The desires that battle with in me have a huge pull on my heart and devotion. I want my way, I want to go and do and have. As a little girl in kindergarten, I envied my friend’s pretty curls and wanted them. I even prayed over and over that God would give me curly hair. He never did. Why not? I asked purely for my own satisfaction. All for me, me, me with no desire to please God.Friendship with the world. God calls this adultery. Unfaithfulness to the One and Only. I can’t love God and be or even wish to be friends with the world. Straddling the fence is making a choice. And it’s a bad choice that sets me as an enemy to God. Not a place I want to be, no, sir!

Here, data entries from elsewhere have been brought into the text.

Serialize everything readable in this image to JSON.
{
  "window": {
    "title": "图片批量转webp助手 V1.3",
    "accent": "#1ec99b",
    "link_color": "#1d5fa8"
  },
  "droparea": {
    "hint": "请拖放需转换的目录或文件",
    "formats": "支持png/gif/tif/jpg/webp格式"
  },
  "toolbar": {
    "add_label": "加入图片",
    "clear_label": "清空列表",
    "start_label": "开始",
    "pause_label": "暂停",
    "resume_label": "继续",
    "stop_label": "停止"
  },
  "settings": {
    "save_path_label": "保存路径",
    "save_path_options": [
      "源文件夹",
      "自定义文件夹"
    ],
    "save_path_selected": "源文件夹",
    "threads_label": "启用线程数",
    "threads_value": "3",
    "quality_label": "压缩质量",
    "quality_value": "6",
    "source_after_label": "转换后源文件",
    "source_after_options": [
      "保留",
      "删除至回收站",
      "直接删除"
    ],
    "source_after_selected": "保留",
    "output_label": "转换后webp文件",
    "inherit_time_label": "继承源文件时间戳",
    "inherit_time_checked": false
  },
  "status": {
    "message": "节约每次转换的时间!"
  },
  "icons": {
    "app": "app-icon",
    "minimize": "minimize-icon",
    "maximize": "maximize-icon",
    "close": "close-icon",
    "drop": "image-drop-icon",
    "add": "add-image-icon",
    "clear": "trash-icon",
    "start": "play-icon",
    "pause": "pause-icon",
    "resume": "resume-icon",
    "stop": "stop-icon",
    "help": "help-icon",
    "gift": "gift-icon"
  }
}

“God opposes the proud, but gives grace to the humble.” (Verse 6) It is pride that makes me want to belong in the world. To fit in and look normal. To do what everyone else is doing. To be noticed and liked. To be my own boss. Pride in my heart says “I know what’s best for me, I don’t really need God.”I must put on humility to overcome the desire to rule my own life. It takes humility to be able to see that I don’t have to fit in. With humility I can lovingly serve those in the world and won’t need to be loved by the world. Like everyone, I want to be first or best or served. Humility is the quality that settles my heart and waits for God will lift me up.
Submit…Resist…Come…Wash…Purify…Grieve…Mourn…Wail...Change…Humble. Whew! Sounds like a lot to do, but when I truly submit my heart to God and resist the devil, the rest will follow in that path. I will want to come near and then I will see my need to wash, purify, and grieve over my sin.